One of the biggest thorns in the state budget has been overreliance on revenue from the tax levied on capital gains. In good times, the capital gains tax funds programs and services and supports an operating reserve. But in bad times, this revenue evaporates. Long overdue reform to smooth spending to accommodate these fluctuations was passed with the FY2011 budget, but more must be done to better insulate the state budget from future volatility.
In a 2008 policy brief, we analyzed the problem with capital gains revenue and recommended several strategies about how to deal with the significant variability in collections from year to year. While exposure to capital gains volatility is something all states face, the challenge has been even more difficult to hedge against for Massachusetts, which ranks third in the nation for reliance on capital gains.
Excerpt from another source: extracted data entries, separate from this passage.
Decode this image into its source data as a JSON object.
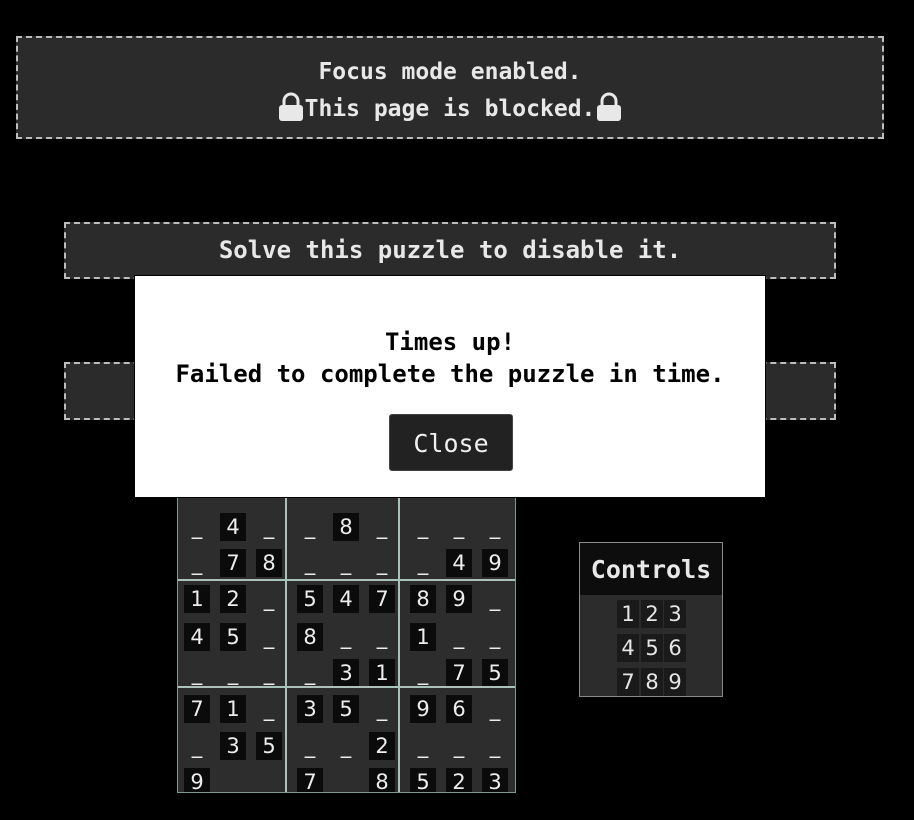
{
  "focus_banner": {
    "line1": "Focus mode enabled.",
    "line2": "This page is blocked."
  },
  "puzzle_banner": {
    "text": "Solve this puzzle to disable it."
  },
  "modal": {
    "line1": "Times up!",
    "line2": "Failed to complete the puzzle in time.",
    "close_label": "Close"
  },
  "board": {
    "rows": [
      [
        "_",
        "_",
        "_",
        "_",
        "_",
        "_",
        "_",
        "_",
        "_"
      ],
      [
        "_",
        "4",
        "_",
        "_",
        "8",
        "_",
        "_",
        "_",
        "_"
      ],
      [
        "_",
        "7",
        "8",
        "_",
        "_",
        "_",
        "_",
        "4",
        "9"
      ],
      [
        "1",
        "2",
        "_",
        "5",
        "4",
        "7",
        "8",
        "9",
        "_"
      ],
      [
        "4",
        "5",
        "_",
        "8",
        "_",
        "_",
        "1",
        "_",
        "_"
      ],
      [
        "_",
        "_",
        "_",
        "_",
        "3",
        "1",
        "_",
        "7",
        "5"
      ],
      [
        "7",
        "1",
        "_",
        "3",
        "5",
        "_",
        "9",
        "6",
        "_"
      ],
      [
        "_",
        "3",
        "5",
        "_",
        "_",
        "2",
        "_",
        "_",
        "_"
      ],
      [
        "9",
        "_",
        "_",
        "7",
        "_",
        "8",
        "5",
        "2",
        "3"
      ]
    ]
  },
  "controls": {
    "title": "Controls",
    "keys": [
      [
        "1",
        "2",
        "3"
      ],
      [
        "4",
        "5",
        "6"
      ],
      [
        "7",
        "8",
        "9"
      ]
    ]
  }
}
At the most recent peak, the capital gains tax brought in $2 billion, over 10 percent of state tax revenues. When capital gains collections fell by 62 percent in 2008, the state budget suddenly had a $1 billion hole. These swings were not unpredictable. Between 2000 and 2001, capital gains revenues dropped 75 percent, an even steeper dive (Figure 1).
MassINC’s 2008 policy brief recommended depositing all capital gains collections above a seven-year average in a reserve fund. The fix passed in this year’s budget – spending up to $1 billion in capital gains revenue and diverting anything above this threshold to the state’s reserve fund – was originally proposed by Gov. Deval Patrick during debate over the FY2010 budget. This approach differed from the Legislature’s, which would have sent 50 percent of all capital gains revenues above the previous year’s level to the stabilization fund. No agreement was reached on language and the proposal died. In this year’s budget, the governor achieved the solution he had been seeking.
How different are these three proposals? One way to compare is looking at where we would be had they been in place over the last business cycle (Figure 2). Between 2000 and 2007, Gov. Patrick’s $1 billion threshold would have transferred $2.6 billion in capital gains revenue to the rainy day fund. The 50 percent rule would have sent just $1.1 billion to reserves. MassINC’s 7-year-average approach would have sent $2.4 billion to the reserve fund.
The $1 billion threshold seems like the most fiscally conservative. But it remains to be seen how sustainable this approach will be. Without a rule-of-thumb for smoothing out spending, budget makers will be left to their own devices in determining how and when withdrawals should be made from the rainy day fund to compensate for the inevitable fluctuations in capital gains collections.
Providing more structure and certainty around capital gains spending is critical because the state’s other revenue sources have been overcome by a perfect storm. Aside from capital gains, business taxes – another highly cyclical revenue source – were the only other revenue source that increased during the last expansion (Figure 3). Online shopping has eroded the sales tax, fuel efficiency has taken a heavy toll on the gas tax, and lawmakers have, understandably, wanted to keep income taxes low given increasing strain on family budgets.
Given that capital gains will most likely continue to be the engine of state revenue growth in the years ahead, additional action is needed to avoid more instability. Once capital gains taxes replenish the rainy day fund, legislation is needed to direct the state to use excess revenue to address one-time, long-term projects, such as paying down unfunded pension liability and reducing the state’s high debt burden. With this second piece of reform in place, we’ll be left with two options to fund ongoing activities: Raising additional revenues using other taxes or holding the line on spending as tax revenues rebound. Only by adopting one of these two approaches can the state truly address its unhealthy exposure to capital gains volatility.
While these last reforms remain, we must acknowledge the hardworking fiscal stewards at A&F and the Ways & Means committees. They managed to keep this important issue on the agenda during a very challenging year for the Legislature.
(Greg Torres is the president of MassINC and Sam Greeley is a public policy intern at MassINC.)